In the first place, let us briefly examine the evidence on which rests the assertion that all gaudily-coloured insects, etc., are unpalatable, or possess stings, or mimic forms which are thus armed.

In England wasps, bees, and ladybirds are familiar examples of conspicuous insects.

The banded black and yellow pattern of the common wasp and the humble bee are regarded as advertisements or danger signals of the powerful sting.

The red-coat with its black spots is similarly believed to be a warning that the ladybird is not fit to be eaten.

Caterpillars are usually coloured grey or brown, so as to be inconspicuous; but numerous exceptions occur which are brightly coloured, and of these individuals many have been experimentally proved to be objectionable as food to most insect-eating animals, being either protected by an unpleasant taste, or covered with hairs or spines.
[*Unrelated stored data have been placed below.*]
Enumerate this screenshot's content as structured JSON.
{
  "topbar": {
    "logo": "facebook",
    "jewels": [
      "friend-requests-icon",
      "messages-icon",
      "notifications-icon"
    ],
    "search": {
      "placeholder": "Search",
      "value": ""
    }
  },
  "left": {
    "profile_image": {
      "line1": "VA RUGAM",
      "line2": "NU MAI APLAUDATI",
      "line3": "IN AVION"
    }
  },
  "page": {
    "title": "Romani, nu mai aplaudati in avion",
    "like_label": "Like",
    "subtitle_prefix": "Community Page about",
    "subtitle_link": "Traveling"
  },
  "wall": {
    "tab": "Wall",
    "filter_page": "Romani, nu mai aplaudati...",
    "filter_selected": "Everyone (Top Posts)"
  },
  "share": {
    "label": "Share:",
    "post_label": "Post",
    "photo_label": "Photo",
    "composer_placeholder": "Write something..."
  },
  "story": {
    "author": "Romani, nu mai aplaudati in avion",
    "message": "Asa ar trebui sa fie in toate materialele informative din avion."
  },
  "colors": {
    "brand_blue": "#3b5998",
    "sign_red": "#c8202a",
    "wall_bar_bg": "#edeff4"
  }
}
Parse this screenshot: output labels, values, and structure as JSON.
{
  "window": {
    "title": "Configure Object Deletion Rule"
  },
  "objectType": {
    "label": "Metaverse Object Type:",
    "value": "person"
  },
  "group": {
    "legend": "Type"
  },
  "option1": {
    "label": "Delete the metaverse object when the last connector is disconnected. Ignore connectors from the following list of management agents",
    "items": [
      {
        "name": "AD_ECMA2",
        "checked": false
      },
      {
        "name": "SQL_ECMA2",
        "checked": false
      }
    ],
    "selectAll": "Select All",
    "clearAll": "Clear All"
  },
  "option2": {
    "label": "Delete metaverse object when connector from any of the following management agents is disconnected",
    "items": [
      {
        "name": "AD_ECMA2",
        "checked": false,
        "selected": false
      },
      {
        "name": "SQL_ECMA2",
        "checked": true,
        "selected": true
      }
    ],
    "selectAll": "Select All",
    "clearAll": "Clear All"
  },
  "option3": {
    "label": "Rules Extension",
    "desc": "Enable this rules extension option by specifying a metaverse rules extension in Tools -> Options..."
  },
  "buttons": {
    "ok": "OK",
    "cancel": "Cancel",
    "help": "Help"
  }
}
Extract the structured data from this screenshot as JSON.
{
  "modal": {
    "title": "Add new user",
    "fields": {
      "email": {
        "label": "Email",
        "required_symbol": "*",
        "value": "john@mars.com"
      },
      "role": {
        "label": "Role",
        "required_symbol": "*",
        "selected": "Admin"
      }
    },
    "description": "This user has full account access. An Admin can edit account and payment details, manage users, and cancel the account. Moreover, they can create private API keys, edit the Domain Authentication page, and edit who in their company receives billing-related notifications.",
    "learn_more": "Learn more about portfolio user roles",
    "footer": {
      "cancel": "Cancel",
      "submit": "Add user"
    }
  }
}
Familiar cases are those of the abundant and conspicuous black and yellow mottled caterpillars of the European Buff-tip Moth (Pygæra bucephala), which are much disliked by birds; and the gaily—coloured Vapourer Moth caterpillar (Orgyia antiqua), with its conspicuous tufts of hair. Readers will remember that a few years back these caterpillars were a perfect plague in London, in spite of the abundance of sparrows, which feed freely on smooth green and brown caterpillars.

Oft-cited examples of warning colouration, are the three great groups of mainly tropical butterflies—the Heliconidæ of America, the Acræidæ of Africa, and the Danainæ found all over the world. In all of these the sexes are alike. They are, every one, strikingly coloured, displaying patterns of black and red, chestnut, yellow, or white. In most butterflies the lower surface of the wings is of a quiet hue, in order to render the organism inconspicuous when at rest, but in these warningly coloured groups the under surface of the wings is as gaudy as the upper surface. Their flight is slow. They are tough, and exhale a characteristic odour.

Belt showed that, in Nicaragua, birds, dragonflies, and lizards seem to avoid the Heliconine butterflies, as the wings of these last are not found lying about in places where insectivorous creatures feed, whereas wings of the edible forms are to be found. Moreover, a Capuchin monkey, kept by Belt, always refused to eat Heliconine butterflies.